Python and the Linux User Mode File System

9 PM December 11, 2003

The newly released LUFS-Python is a Python interface to the Linux Usermode File System, and it looks pretty neat.

Since I hadn’t even heard of LUFS, before, I went and installed1 it tonight, then used the provided ssh file system to connect to my web host. It all just works. I can edit my website’s files like they were on a local disk, though saves are a little slow.

Simon Willison and his readers have some neat ideas about what you could do with LUFS-Python, assuming the combination of LUFS and Python is stable enough.

Myself, I’d like to build a filesystem interface for CVS, mostly as an academic exercise.

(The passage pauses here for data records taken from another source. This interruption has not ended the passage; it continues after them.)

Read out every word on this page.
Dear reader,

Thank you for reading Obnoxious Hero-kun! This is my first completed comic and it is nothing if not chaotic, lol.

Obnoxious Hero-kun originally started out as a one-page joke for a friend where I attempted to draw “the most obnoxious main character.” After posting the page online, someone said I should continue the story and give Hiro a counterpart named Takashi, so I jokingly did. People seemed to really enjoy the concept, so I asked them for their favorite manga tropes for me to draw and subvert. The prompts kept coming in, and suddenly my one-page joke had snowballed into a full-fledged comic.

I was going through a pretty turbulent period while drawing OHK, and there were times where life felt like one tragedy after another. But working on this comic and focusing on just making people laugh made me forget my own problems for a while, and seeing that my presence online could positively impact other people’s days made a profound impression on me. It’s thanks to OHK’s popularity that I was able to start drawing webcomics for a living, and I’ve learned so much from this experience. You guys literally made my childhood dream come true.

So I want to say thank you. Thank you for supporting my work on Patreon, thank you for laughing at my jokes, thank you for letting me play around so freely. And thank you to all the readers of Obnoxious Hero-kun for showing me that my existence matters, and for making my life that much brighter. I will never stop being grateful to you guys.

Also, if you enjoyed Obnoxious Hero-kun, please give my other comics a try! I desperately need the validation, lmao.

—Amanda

1 Thanks to the Power Of Gentoo Linux, ‘installed’ is really too grand a word for the process. I simply typed ‘emerge -s lufs’ to search for a lufs ebuild – version 0.9.5 was available, and then ‘emerge lufs’ to download and compile it. A few minutes later, LUFS was up an running. Even less fuss than a typical Windows, “Next, Next, I Agree, Next, Next, Next” install.

By alang | # | Comments (1)
(Posted to Software Development and Python)

Comments

At 18:50, 21 Dec 2003 tim wrote:

Is there anything Gentoo can not do? I luv it like I have never loved an operating system before.